The fact that the HR Scorecard is all about aligning the Strategic Objectives of firms with their HR
Objectives is reason enough for Gig Economy firms to use the HR Scorecard effectively and efficiently to
determine whether they are fulfilling such objectives.

Optimization of Processes and Efficiencies


Apart from this, the HR Scorecard can also help Gig Economy firms to optimize their processes
better wherein they measure the efficiency of their operations and tally them against the strategic
objectives.

Indeed, considering the fact that the HR Scorecard is used to determine whether the “fit” between the
organizational strategies and the HR Strategies means that Gig Economy firms can benefit from using the
HR Scorecard due to the primacy of Human Resources in the operations of such firms.

While this is also true of the Services sector firms such as Software and Financial Services, it is also the
case that Gig Economy firms can use the HR Scorecard to their advantage. For instance, since
freelancers make up the business model of Gig Economy firms, the HR Scorecard helps such firms to
actualize more efficient management of their human resources in a manner that is consistent with their
larger organizational objectives.
Anticipating Future Risks and Challenges
Having said that, it is also the case that Gig Economy firms can benefit from using the HR Scorecard
to anticipate future risks and challenges. Indeed, this can be done in a manner in which such firms can
understand how future risks arise and how to combat them accordingly.

For instance, if the organizational objective is to know how the future unfolds for such Gig Economy firms,
then the HR Scorecard can be of help in stacking up how the present scenario is and how such scenarios
can be extrapolated into the future to determine the strategic direction of such firms and whether they are
proceeding in ways that would ensure sustained success even in the future.

Using the HR Scorecard with Big Data and AI


Further, using the HR Scorecard in conjunction with technology can be of immense benefit to Gig
Economy firms. For instance, using Big Data and AI or Artificial Intelligence tools, the Gig Economy firms
can anticipate future risks and determine whether they are doing enough to be prepared for the future.

Apart from this, the HR Scorecard can also help Gig Economy firms in understanding the present as well
as looking backward to the past to determine whether they give clues and insights into the future
challenges. Indeed, both Big Data and AI used in conjunction with the HR Scorecard can benefit the Gig
Economy firms to map their strategic direction accordingly.

The HR Scorecard is first and foremost a tool that aligns the HR Function with the larger organizational
strategic objectives. Thus, the HR Scorecard helps in understanding whether the human resources in
firms are optimized and whether they are being used efficiently. Gig Economy firms that thrive on using
human resources can then align both their organizational objectives as well as measure the efficiency of
the human resources against their bottom line imperatives.

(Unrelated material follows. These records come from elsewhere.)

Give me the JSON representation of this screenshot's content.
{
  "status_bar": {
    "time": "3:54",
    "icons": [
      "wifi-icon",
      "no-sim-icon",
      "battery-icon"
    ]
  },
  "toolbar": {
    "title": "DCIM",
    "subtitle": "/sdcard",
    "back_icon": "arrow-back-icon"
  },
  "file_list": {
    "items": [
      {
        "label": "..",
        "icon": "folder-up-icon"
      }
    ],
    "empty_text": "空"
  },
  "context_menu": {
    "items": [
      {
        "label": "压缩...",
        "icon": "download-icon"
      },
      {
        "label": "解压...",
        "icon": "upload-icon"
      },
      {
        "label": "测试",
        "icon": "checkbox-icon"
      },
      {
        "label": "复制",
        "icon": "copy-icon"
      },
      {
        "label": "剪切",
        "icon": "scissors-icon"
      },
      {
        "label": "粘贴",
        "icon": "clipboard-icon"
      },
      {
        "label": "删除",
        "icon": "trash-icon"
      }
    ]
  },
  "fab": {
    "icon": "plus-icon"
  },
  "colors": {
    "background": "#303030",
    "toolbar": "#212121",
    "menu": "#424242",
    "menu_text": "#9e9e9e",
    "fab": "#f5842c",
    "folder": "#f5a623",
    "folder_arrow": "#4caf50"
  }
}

Moreover, Gig Economy firms thrive on efficiencies from the economies of scale and the synergies from
the integration of disparate and discrete organizational processes. Using the HR Scorecard would thus
help such firms by spreading the costs against the scale and by integrating their various functions and
processes.

Conclusion
Lastly, the HR Scorecard is extremely useful to any firm and in particular, the Gig Economy firms since
they can now use the same implement those changes that are beneficial to such firms and to discard
obsolete and outdated processes. Indeed, the fact that redundancies can be eliminated or reduced is
one reason why the HR Scorecard does help the Gig Economy firms to optimize their processes
and to make them efficient. To conclude, the future of work is freelancing and this means that we are
going to see more Gig Economy firms and hence, business leaders would be well advised to use the HR
Scorecard to their and their organization’s benefit.